Women relieving themselves in open face risk of rape: Govt
An overwhelming percentage of rural women who are forced to wait till nightfall to relieve themselves face the risk of being raped, the government has admitted ahead of a conference to review sanitation situation in the country.
New Delhi: An overwhelming percentage of rural women who are forced to wait till nightfall to relieve themselves face the risk of being raped, the government has admitted ahead of a conference to review sanitation situation in the country.
"Sexual harassment and rape are a risk for many women who without a household toilet have to wait until nightfall to seek the privacy of darkness outside to relieve themselves," says the Centre`s note on `Swachh Bharat Mission` distributed to state ministers for discussion as they meet here tomorrow.
The note prepared by the Ministry of Drinking Water and Sanitation emphasised the need for sanitation, saying while having a toilet is important for everyone, access to safe, clean toilets brings particular benefits to women and girls.
"Freed from the need to defecate in the open, they no longer have to suffer the indignity, humiliation and often verbal and physical abuse when relieving themselves," it says.
The government says it becomes more traumatic for women during menstruation, pregnancy and postnatal periods.

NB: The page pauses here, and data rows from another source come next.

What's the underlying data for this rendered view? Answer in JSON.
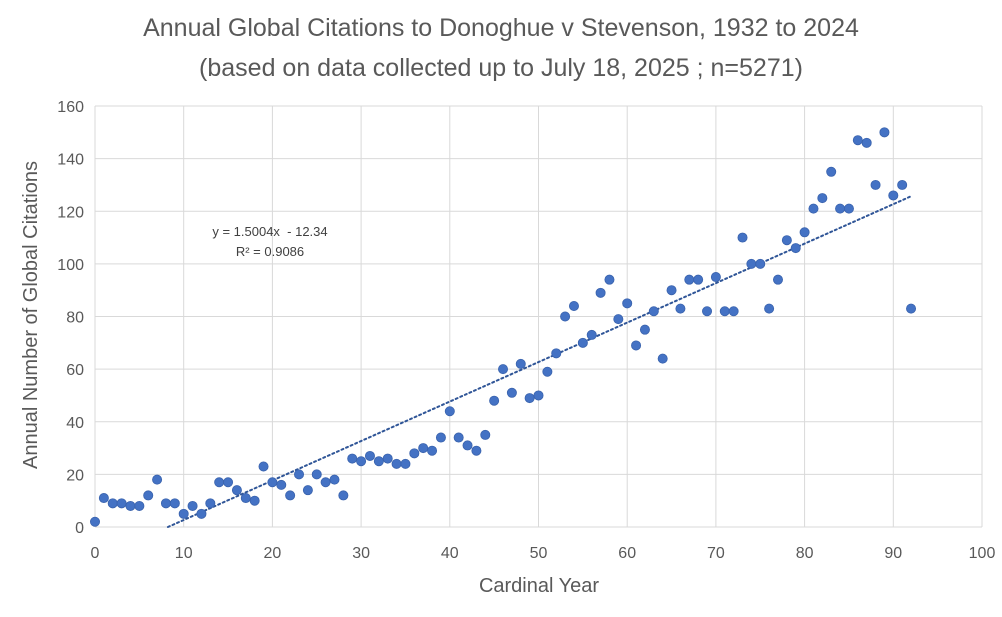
{
  "chart_data": {
    "type": "scatter",
    "title": "Annual Global Citations to Donoghue v Stevenson, 1932 to 2024",
    "subtitle": "(based on data collected up to July 18, 2025 ; n=5271)",
    "xlabel": "Cardinal Year",
    "ylabel": "Annual Number of Global Citations",
    "xlim": [
      0,
      100
    ],
    "ylim": [
      0,
      160
    ],
    "xticks": [
      0,
      10,
      20,
      30,
      40,
      50,
      60,
      70,
      80,
      90,
      100
    ],
    "yticks": [
      0,
      20,
      40,
      60,
      80,
      100,
      120,
      140,
      160
    ],
    "grid": true,
    "legend": "none",
    "marker_color": "#4472C4",
    "trendline_color": "#2F5597",
    "series": [
      {
        "name": "Annual Global Citations",
        "x": [
          0,
          1,
          2,
          3,
          4,
          5,
          6,
          7,
          8,
          9,
          10,
          11,
          12,
          13,
          14,
          15,
          16,
          17,
          18,
          19,
          20,
          21,
          22,
          23,
          24,
          25,
          26,
          27,
          28,
          29,
          30,
          31,
          32,
          33,
          34,
          35,
          36,
          37,
          38,
          39,
          40,
          41,
          42,
          43,
          44,
          45,
          46,
          47,
          48,
          49,
          50,
          51,
          52,
          53,
          54,
          55,
          56,
          57,
          58,
          59,
          60,
          61,
          62,
          63,
          64,
          65,
          66,
          67,
          68,
          69,
          70,
          71,
          72,
          73,
          74,
          75,
          76,
          77,
          78,
          79,
          80,
          81,
          82,
          83,
          84,
          85,
          86,
          87,
          88,
          89,
          90,
          91,
          92
        ],
        "y": [
          2,
          11,
          9,
          9,
          8,
          8,
          12,
          18,
          9,
          9,
          5,
          8,
          5,
          9,
          17,
          17,
          14,
          11,
          10,
          23,
          17,
          16,
          12,
          20,
          14,
          20,
          17,
          18,
          12,
          26,
          25,
          27,
          25,
          26,
          24,
          24,
          28,
          30,
          29,
          34,
          44,
          34,
          31,
          29,
          35,
          48,
          60,
          51,
          62,
          49,
          50,
          59,
          66,
          80,
          84,
          70,
          73,
          89,
          94,
          79,
          85,
          69,
          75,
          82,
          64,
          90,
          83,
          94,
          94,
          82,
          95,
          82,
          82,
          110,
          100,
          100,
          83,
          94,
          109,
          106,
          112,
          121,
          125,
          135,
          121,
          121,
          147,
          146,
          130,
          150,
          126,
          130,
          83
        ]
      }
    ],
    "trendline": {
      "type": "linear",
      "slope": 1.5004,
      "intercept": -12.34,
      "x_range": [
        8.22,
        92
      ],
      "equation_label": "y = 1.5004x  - 12.34",
      "r2_label": "R² = 0.9086"
    }
  }
}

"Women and girls don`t need toilet facilities just for defecation; they also need privacy and dignity when menstruating. The need for sanitation facilities within homes and in public places, which meet women`s physical and psychological demands cannot be over-emphasised," it says.
The Ministry has prepared the note after Prime Minister Narendra Modi, in his Independence Day speech, laid stress on "dignity of women" and pitched for making provisions for building toilets wherein women should not defecate in open.

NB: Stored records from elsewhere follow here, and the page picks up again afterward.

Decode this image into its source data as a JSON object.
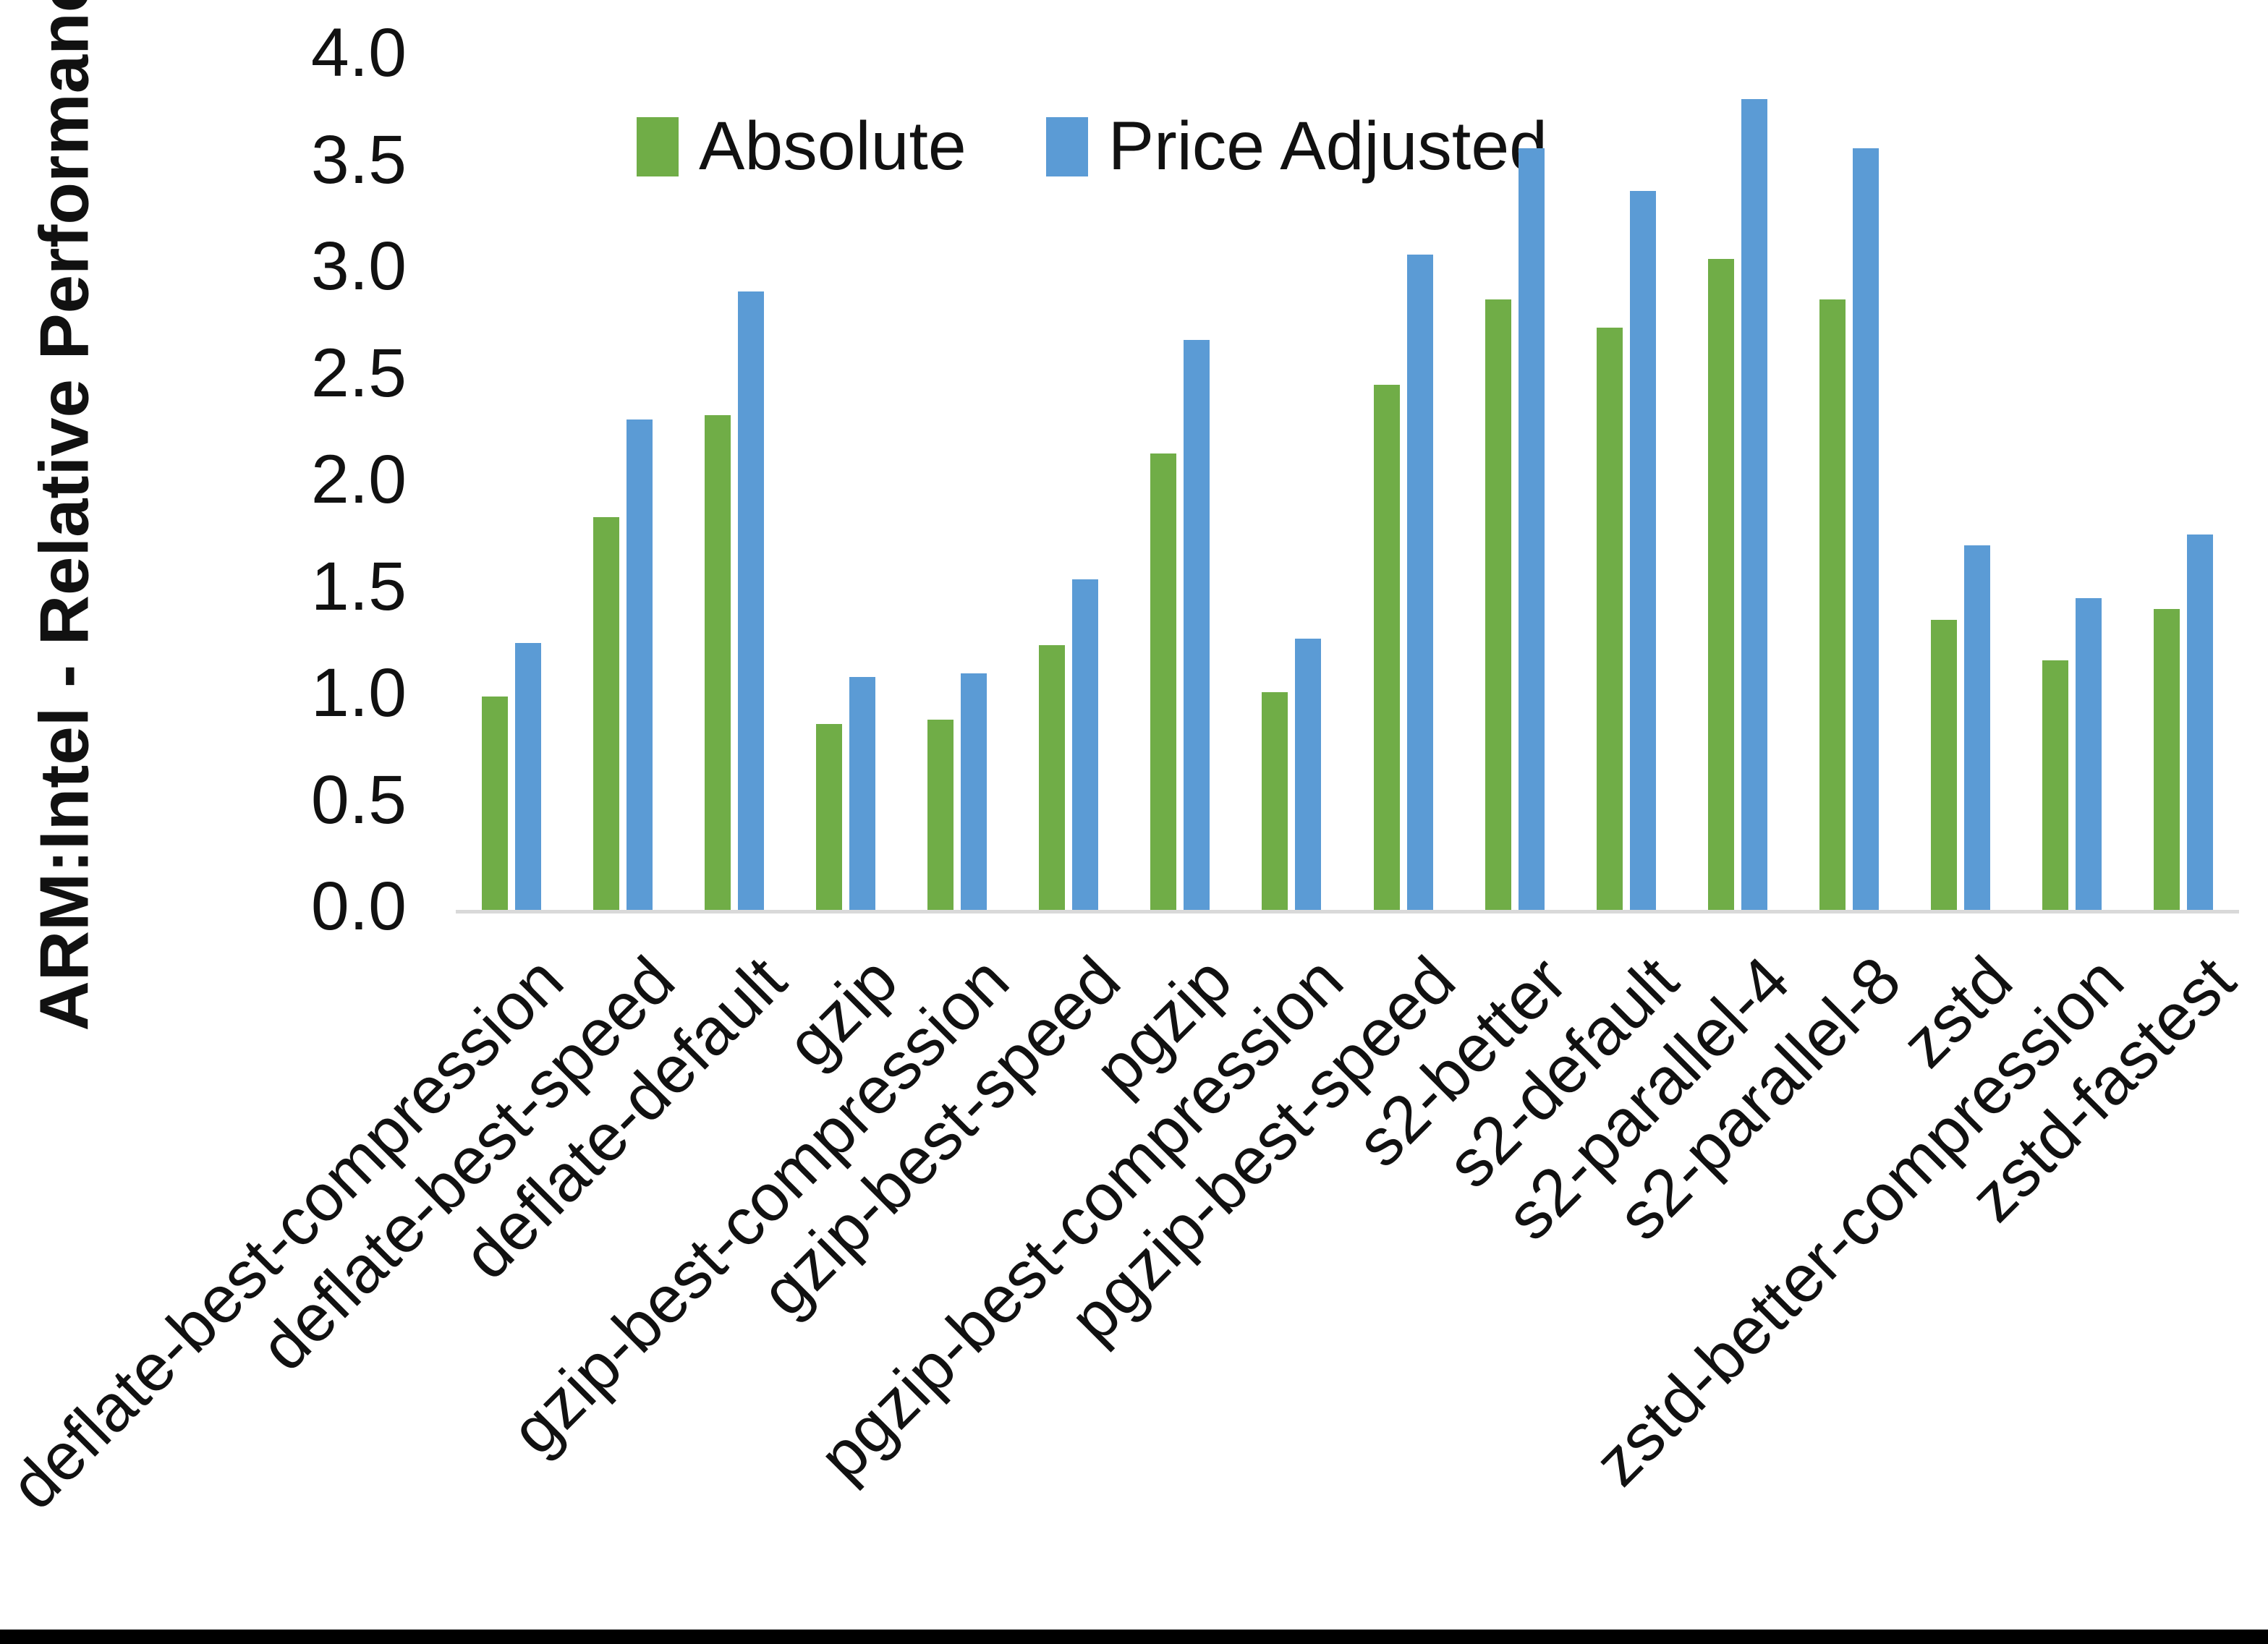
{
  "chart_data": {
    "type": "bar",
    "title": "",
    "xlabel": "",
    "ylabel": "ARM:Intel - Relative Performance",
    "ylim": [
      0,
      4
    ],
    "ytick_step": 0.5,
    "y_tick_labels": [
      "0.0",
      "0.5",
      "1.0",
      "1.5",
      "2.0",
      "2.5",
      "3.0",
      "3.5",
      "4.0"
    ],
    "grid": false,
    "legend_position": "top-center",
    "axis_line_color": "#d9d9d9",
    "text_color": "#111111",
    "categories": [
      "deflate-best-compression",
      "deflate-best-speed",
      "deflate-default",
      "gzip",
      "gzip-best-compression",
      "gzip-best-speed",
      "pgzip",
      "pgzip-best-compression",
      "pgzip-best-speed",
      "s2-better",
      "s2-default",
      "s2-parallel-4",
      "s2-parallel-8",
      "zstd",
      "zstd-better-compression",
      "zstd-fastest"
    ],
    "series": [
      {
        "name": "Absolute",
        "color": "#70AD47",
        "values": [
          1.0,
          1.84,
          2.32,
          0.87,
          0.89,
          1.24,
          2.14,
          1.02,
          2.46,
          2.86,
          2.73,
          3.05,
          2.86,
          1.36,
          1.17,
          1.41
        ]
      },
      {
        "name": "Price Adjusted",
        "color": "#5B9BD5",
        "values": [
          1.25,
          2.3,
          2.9,
          1.09,
          1.11,
          1.55,
          2.67,
          1.27,
          3.07,
          3.57,
          3.37,
          3.8,
          3.57,
          1.71,
          1.46,
          1.76
        ]
      }
    ]
  }
}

The note says separate toilets at school mean more girls are likely to attend and continue even after puberty to complete their education.
"There is an immediate need to provide adequate number of toilets separately for boys and girls in all schools of the country," it says.
Noting that about 590 million persons in rural areas defecate in the open, the note says the mindset of a major portion of the population habituated to open defecation needs to be changed.